Panel Paper: The End of Asset-Based Welfare In Britain? the Abolition of the Child Trust Fund

Saturday, November 10, 2012 : 2:25 PM
Preston (Sheraton Baltimore City Center Hotel)

*Names in bold indicate Presenter

Karen Rowlinson, University of Birmingham (UK)


The Coalition Government, which came to power in the UK in 2010, abolished the two flagship asset-based welfare policies which had previously been introduced by the Labour Government.  These were the Child Trust Fund and the Saving Gateway, both of which had been demonstrated to increase savings, particularly for people on low incomes, and appeared to be supported by the Opposition Conservative party.  Every child born in Britain from September 2002 had been given a Child Trust Fund and by April 2010, this amounted to 5.8 million children with £3 billion in the accounts.  The Saving Gateway was a matched-savings scheme for people on low incomes which had been through two rounds of piloting before its scheduled introduction in July 2011.  The Coalition government cancelled the scheme just weeks before it was due to be launched nationally.
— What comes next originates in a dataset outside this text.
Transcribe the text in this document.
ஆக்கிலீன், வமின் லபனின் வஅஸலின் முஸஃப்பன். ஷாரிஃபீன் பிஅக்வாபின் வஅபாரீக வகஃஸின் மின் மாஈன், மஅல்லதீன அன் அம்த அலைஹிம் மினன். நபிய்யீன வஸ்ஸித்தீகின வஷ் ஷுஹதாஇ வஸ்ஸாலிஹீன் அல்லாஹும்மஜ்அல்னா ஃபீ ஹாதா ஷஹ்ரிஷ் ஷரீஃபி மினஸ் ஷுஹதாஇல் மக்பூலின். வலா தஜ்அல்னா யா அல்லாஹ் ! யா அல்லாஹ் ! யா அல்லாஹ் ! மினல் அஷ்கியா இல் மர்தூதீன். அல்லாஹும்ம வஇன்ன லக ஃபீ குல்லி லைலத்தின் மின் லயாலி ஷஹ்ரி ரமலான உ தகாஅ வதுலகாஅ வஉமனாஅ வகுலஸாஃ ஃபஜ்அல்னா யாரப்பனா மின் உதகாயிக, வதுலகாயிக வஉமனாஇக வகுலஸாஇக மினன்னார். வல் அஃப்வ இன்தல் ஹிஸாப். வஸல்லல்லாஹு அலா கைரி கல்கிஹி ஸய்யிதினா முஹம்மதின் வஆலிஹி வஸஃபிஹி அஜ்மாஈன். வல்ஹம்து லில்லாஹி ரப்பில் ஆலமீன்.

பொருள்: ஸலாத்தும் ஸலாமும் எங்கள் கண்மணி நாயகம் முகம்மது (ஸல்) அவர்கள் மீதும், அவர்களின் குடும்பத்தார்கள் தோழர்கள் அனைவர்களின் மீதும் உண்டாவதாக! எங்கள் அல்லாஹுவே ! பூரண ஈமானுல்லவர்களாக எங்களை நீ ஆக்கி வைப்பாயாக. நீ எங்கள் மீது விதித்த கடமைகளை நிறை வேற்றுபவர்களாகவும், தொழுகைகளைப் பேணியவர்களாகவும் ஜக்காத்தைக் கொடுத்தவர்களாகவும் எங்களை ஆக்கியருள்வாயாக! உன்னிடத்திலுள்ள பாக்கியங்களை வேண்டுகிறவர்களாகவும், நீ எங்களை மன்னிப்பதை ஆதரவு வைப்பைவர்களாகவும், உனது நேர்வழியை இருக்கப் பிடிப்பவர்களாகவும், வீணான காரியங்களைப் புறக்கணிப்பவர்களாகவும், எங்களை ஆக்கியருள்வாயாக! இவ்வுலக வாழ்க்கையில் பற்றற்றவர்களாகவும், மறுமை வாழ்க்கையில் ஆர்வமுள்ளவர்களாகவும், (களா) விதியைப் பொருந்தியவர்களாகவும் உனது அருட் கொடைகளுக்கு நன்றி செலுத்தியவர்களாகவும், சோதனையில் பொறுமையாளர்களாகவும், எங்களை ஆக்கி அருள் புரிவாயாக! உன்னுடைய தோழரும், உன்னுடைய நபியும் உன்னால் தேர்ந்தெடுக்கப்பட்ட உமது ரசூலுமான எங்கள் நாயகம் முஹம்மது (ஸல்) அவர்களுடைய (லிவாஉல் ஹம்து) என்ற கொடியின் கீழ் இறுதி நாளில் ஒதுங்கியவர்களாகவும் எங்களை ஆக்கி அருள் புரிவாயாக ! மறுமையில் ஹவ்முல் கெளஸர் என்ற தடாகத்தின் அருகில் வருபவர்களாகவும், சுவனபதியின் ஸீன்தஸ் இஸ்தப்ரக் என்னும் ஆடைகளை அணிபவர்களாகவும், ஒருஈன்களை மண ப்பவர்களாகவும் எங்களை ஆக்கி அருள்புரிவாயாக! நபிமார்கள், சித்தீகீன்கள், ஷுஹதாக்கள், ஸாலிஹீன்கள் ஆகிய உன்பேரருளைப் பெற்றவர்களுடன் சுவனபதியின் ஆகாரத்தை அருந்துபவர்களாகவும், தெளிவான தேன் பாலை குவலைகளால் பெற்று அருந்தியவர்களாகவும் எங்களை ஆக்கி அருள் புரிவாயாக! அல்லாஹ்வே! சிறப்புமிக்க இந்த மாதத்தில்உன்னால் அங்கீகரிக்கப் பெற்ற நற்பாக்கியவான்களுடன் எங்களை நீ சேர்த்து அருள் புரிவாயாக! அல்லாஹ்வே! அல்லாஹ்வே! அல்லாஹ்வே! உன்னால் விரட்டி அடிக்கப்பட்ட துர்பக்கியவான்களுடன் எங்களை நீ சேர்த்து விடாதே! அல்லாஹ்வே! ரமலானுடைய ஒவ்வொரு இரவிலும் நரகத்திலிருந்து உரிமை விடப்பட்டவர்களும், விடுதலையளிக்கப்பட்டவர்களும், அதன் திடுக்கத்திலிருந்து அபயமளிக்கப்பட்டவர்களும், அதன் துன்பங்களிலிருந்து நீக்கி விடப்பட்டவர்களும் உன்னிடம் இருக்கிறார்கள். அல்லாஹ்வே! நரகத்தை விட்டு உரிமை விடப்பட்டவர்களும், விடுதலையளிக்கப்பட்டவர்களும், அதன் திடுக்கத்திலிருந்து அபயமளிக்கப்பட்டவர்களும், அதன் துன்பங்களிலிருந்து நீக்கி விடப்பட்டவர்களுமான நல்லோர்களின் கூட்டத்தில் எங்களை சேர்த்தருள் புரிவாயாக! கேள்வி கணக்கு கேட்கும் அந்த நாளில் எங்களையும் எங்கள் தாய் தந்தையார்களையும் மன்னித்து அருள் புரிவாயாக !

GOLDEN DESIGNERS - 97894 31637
The reason given for the abolition of these schemes was the need to tackle the budget deficit.  At the same time, however, the government increased the amount people could save in tax-free Individual Savings Accounts which benefit those on middle and high incomes. 

The paper will draw on data from the Wealth and Assets Survey (which collected data from over 30,000 households in 2006-8) to illustrate the extent of wealth inequality in Britain, with inequality in financial savings being even greater than inequality in housing wealth or private pension wealth.  It will then draw on data to evaluate the two asset-based welfare schemes: official statistics relating to Child Trust Fund Accounts from Her Majesty’s Revenue and Customs; and survey data from the two evaluations of the Saving Gateway – the first involving 1,500 accounts and the second involving 22,000. 

As well as evaluating the success of these schemes, the paper will also consider the politics around asset-based welfare policies.  One of the main reasons for the abolition appears to be the lack of a strong lobby group for such policies.  The anti-poverty lobby may see them as a luxury compared with maintaining basic benefit levels while the ‘losers’ from the abolition are children and people on low incomes – two groups with relatively little (or in the case of children, no) electoral power.  The arguments for asset-based welfare therefore need to be made more strongly if such policies are to survive in a time of austerity.